Except that the movie gives us an even worse apple: Ann Savage’s Vera. Another hitchhiker whom Roberts picks up after he’s snagged a car of his own, Vera immediately sizes up his desperate situation and pounces with a plan that’s a mixture of extortion, seduction, and brute force. It’s the latter element that distinguishes Vera from being a femme fatale; with wild eyes and a hard, unceasing stare (at one point Savage goes 34 seconds of berating Roberts without blinking), Vera doesn’t manipulate him as much as she dominates him. And unlike Roberts, she’s unapologetic about her dented moral compass. After another character encounters her, he observes, “There ought to be a law against dames with claws.”
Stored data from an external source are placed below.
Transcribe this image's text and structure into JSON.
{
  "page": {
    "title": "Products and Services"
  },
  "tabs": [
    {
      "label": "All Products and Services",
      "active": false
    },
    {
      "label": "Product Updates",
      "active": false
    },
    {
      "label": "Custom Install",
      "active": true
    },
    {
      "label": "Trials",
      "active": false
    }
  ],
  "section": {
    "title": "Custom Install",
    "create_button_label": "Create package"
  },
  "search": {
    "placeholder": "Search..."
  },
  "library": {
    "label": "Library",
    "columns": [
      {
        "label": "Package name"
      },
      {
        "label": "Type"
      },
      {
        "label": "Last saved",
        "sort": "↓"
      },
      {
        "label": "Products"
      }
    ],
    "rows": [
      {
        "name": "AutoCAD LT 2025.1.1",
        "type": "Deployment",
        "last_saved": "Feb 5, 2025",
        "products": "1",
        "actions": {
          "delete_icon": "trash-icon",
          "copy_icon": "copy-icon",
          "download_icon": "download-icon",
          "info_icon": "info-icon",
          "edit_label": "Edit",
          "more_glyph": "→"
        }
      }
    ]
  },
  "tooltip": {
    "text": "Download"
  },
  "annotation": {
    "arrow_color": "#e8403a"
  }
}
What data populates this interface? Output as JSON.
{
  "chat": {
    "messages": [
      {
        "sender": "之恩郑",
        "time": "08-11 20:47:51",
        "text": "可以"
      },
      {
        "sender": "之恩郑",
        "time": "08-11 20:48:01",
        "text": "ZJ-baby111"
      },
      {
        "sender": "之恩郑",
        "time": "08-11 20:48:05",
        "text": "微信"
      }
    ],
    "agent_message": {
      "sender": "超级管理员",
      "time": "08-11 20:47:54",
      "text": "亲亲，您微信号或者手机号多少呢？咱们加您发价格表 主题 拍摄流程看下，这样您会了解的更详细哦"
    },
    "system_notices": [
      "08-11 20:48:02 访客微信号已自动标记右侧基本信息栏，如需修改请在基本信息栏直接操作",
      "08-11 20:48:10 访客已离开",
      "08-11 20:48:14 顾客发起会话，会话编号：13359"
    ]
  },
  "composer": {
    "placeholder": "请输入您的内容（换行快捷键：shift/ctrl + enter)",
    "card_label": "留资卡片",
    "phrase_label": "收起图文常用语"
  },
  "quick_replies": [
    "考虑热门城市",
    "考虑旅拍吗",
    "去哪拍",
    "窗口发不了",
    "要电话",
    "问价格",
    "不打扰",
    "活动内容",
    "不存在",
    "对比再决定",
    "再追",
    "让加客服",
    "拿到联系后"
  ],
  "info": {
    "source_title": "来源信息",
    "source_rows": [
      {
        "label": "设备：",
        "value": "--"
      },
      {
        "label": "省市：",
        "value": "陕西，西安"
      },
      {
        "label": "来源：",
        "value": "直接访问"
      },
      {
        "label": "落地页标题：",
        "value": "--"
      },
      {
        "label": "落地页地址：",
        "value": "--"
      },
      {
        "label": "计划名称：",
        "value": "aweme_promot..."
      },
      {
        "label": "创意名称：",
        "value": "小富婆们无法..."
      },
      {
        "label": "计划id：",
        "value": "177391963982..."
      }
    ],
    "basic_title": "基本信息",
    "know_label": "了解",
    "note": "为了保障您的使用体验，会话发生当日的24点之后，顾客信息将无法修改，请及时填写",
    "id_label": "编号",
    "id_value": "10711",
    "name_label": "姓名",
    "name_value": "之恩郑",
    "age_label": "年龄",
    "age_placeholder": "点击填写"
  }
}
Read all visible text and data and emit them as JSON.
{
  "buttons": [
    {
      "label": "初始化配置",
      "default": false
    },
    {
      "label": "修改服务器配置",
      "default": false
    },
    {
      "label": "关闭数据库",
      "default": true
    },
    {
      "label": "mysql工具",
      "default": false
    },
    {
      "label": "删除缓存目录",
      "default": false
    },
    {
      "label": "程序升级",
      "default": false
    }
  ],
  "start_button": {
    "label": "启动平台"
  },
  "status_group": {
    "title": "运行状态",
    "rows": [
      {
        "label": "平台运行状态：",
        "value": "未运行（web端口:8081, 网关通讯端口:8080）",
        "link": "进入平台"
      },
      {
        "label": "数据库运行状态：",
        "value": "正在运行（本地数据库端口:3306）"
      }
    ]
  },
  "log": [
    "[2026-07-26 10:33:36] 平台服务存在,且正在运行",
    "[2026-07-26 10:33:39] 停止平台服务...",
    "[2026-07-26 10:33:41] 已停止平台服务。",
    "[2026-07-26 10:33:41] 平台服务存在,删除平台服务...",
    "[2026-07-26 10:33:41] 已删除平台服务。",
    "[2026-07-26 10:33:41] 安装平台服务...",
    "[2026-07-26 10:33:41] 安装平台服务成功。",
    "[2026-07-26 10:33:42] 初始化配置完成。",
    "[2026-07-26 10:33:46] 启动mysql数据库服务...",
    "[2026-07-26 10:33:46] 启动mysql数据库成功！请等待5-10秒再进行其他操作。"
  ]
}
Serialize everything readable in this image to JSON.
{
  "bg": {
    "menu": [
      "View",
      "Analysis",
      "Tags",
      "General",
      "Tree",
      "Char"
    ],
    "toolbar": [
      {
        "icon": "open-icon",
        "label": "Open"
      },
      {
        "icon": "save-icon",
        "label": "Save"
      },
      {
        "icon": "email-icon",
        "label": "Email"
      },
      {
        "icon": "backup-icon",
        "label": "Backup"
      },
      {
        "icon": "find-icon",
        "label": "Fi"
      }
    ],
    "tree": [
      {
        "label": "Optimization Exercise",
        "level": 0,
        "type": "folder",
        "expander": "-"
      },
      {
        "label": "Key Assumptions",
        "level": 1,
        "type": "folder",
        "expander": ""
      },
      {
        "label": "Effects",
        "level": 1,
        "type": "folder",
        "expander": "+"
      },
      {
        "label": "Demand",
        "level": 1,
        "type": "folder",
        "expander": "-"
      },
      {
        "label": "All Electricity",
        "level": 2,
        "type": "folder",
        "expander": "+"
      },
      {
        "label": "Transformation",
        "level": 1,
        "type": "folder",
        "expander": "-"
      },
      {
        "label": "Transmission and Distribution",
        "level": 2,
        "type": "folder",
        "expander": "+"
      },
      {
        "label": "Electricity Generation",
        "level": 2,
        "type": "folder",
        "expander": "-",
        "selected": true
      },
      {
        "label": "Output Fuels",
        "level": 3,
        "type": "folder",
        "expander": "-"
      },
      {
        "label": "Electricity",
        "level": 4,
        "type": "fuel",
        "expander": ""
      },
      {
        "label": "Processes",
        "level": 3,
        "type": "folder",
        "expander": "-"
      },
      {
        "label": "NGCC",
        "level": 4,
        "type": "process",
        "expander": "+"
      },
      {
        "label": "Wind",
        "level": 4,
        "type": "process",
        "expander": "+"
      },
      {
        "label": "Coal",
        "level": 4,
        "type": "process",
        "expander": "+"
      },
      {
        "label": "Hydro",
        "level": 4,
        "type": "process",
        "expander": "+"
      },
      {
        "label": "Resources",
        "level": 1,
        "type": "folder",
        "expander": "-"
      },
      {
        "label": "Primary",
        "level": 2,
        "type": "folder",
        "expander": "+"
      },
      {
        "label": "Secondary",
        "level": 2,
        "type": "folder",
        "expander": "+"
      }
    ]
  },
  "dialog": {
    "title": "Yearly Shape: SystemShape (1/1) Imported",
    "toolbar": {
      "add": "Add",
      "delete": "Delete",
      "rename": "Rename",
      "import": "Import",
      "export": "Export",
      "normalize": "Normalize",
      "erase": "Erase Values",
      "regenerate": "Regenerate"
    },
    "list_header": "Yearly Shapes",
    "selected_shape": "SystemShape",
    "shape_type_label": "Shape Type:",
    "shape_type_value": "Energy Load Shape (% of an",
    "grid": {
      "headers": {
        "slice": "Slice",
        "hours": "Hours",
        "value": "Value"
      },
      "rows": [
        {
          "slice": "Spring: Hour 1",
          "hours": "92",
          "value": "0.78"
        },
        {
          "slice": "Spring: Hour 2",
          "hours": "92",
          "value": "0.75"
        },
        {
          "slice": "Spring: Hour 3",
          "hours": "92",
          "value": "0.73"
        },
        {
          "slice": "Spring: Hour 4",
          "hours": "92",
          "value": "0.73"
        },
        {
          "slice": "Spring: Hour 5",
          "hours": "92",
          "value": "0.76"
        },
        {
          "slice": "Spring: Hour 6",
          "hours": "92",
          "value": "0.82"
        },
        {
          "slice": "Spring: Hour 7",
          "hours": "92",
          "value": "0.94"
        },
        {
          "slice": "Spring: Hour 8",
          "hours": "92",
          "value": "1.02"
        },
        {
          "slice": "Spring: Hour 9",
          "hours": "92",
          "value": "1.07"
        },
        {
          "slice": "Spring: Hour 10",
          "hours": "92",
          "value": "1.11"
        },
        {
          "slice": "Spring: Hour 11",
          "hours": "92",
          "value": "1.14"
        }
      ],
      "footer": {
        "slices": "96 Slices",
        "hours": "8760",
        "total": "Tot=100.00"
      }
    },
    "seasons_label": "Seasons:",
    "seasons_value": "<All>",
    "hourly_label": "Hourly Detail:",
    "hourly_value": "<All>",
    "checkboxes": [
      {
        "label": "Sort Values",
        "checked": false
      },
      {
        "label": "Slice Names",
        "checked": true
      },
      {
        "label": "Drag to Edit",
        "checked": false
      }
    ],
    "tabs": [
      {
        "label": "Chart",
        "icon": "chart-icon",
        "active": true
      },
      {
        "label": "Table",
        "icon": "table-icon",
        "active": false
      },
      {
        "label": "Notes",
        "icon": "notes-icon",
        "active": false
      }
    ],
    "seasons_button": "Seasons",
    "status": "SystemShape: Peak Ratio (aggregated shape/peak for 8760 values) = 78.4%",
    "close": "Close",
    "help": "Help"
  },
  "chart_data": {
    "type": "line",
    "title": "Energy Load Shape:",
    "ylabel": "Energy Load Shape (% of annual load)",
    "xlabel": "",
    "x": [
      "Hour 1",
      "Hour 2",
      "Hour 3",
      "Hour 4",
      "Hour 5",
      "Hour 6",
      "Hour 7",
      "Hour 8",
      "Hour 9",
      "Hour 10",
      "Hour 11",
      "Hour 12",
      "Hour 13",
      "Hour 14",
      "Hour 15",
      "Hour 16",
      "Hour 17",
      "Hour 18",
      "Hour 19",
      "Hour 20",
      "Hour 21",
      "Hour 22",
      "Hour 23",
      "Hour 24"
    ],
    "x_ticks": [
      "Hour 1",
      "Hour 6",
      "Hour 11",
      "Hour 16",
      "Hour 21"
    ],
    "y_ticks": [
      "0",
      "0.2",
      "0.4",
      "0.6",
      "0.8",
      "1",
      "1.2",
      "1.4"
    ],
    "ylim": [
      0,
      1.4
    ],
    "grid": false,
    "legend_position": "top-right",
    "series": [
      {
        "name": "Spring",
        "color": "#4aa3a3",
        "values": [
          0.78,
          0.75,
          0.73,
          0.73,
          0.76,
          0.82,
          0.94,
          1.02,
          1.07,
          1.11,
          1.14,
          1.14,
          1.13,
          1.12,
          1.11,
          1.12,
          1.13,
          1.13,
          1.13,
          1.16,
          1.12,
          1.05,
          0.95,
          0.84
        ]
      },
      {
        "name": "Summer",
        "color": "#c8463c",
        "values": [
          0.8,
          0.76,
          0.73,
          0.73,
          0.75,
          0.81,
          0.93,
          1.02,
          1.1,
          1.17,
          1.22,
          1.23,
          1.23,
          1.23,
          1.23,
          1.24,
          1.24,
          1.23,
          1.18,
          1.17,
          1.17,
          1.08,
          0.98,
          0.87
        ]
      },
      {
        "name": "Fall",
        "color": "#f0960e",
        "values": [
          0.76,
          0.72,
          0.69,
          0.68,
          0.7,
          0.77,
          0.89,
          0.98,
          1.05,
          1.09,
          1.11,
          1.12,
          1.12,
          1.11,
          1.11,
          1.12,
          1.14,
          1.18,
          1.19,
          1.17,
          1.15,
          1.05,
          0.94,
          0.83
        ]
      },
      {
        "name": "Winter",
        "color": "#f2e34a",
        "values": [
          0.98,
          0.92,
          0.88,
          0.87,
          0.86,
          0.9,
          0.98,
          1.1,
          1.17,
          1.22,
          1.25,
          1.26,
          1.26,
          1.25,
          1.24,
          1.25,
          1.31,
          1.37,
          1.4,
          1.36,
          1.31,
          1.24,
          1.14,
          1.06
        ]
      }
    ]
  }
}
Adapted by Martin Goldsmith from his own 1939 novel, Detour is heavy on that sort of hard-boiled language and as such is very much in the tradition of Dashiell Hammett and Raymond Chandler. Ulmer turns up the heat with inspired filmmaking choices, from those crisp close-ups to a vision Roberts has while looking in the car’s rear-view mirror, where he sees Ann performing onstage as giant silhouettes of musicians loom over her. This is a quick, grimy, and above all else guilty picture—a portrait of a sad sack who blames the world for his troubles, even as his actions cause worse troubles for those around him.